In a survey this summer, in fact, the National Kidney Foundation found that almost 25% of American adults would consider giving a kidney to a stranger in need; and investigators at the BC Transplant Society have found similar numbers in British Columbia.

"The number of people who would really do it is nowhere near that high, we think," says Sally Greenwood, a spokeswoman for the BC Transplant Society. "But even if it's just 1%, that could be a highly valuable and untapped pool of organs."

And there's the rub, really: How exactly do you tap such a precious resource without looking greedy? Without looking like a scavenger?

The transplant community has established clear rules determining who gets each organ retrieved from a cadaver. Not so for Good Samaritan organs. The field is wide open.

"We had better be very, very cautious with this group of donors and make sure they are coming to us for purely altruistic reasons," says Dr. John Curtis, medical director of the kidney transplant program at the University of Alabama, Birmingham.

The Operation

A TV program is what got the schoolteacher thinking about donating.
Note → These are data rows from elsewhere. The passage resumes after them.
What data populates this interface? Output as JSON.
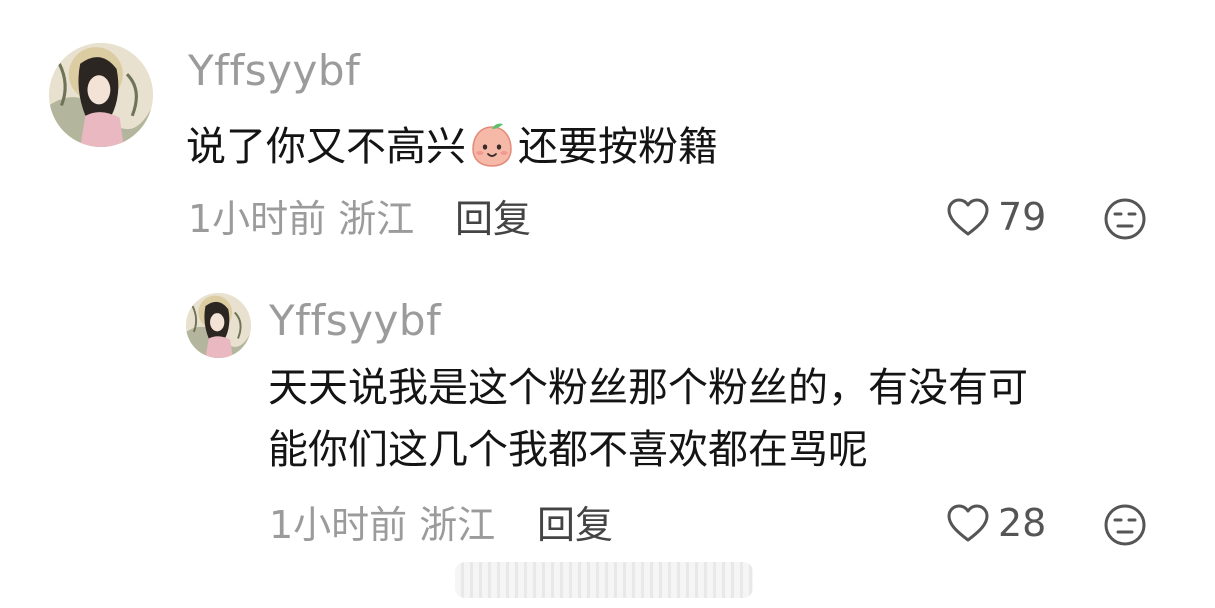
{
  "comments": [
    {
      "username": "Yffsyybf",
      "text_part1": "说了你又不高兴",
      "emoji": "peach-face-emoji",
      "text_part2": "还要按粉籍",
      "time": "1小时前",
      "location": "浙江",
      "reply_label": "回复",
      "likes": "79"
    }
  ],
  "replies": [
    {
      "username": "Yffsyybf",
      "text_line1": "天天说我是这个粉丝那个粉丝的，有没有可",
      "text_line2": "能你们这几个我都不喜欢都在骂呢",
      "time": "1小时前",
      "location": "浙江",
      "reply_label": "回复",
      "likes": "28"
    }
  ],
  "icons": {
    "like": "heart-outline-icon",
    "dislike": "meh-face-icon"
  },
  "colors": {
    "username": "#9b9b9b",
    "text": "#141414",
    "meta": "#9b9b9b"
  }
}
A Vietnam veteran, he had spent years as a Baptist preacher trying to make the world right. But all that praise and giving thanks ultimately got in the way of his only desire, he says: "just to do the right thing, and move on."

And now, in the summer of his 62nd year, here was a TV program showing how a transplant gives people with kidney disease new life; how it frees them from continuous hospital visits to have their blood filtered artificially, and painstakingly, during what's called dialysis. The show also mentioned that kidneys from living donors usually last longer than those from cadavers, causing fewer side effects.

"That was crucial for me. I thought, 'Why wait until I'm dead? I'd rather do it now, when I'm healthy. When the kidney is healthy. When I'm alive.' "

He did some research on the subject first. He learned that 80% to 90% of kidney recipients live at least five years; and that due to improved drug therapies that help the body accept new tissue, the organ may function fine for well over 20 years. Dialysis extends people's lives as well, but usually not by as many years.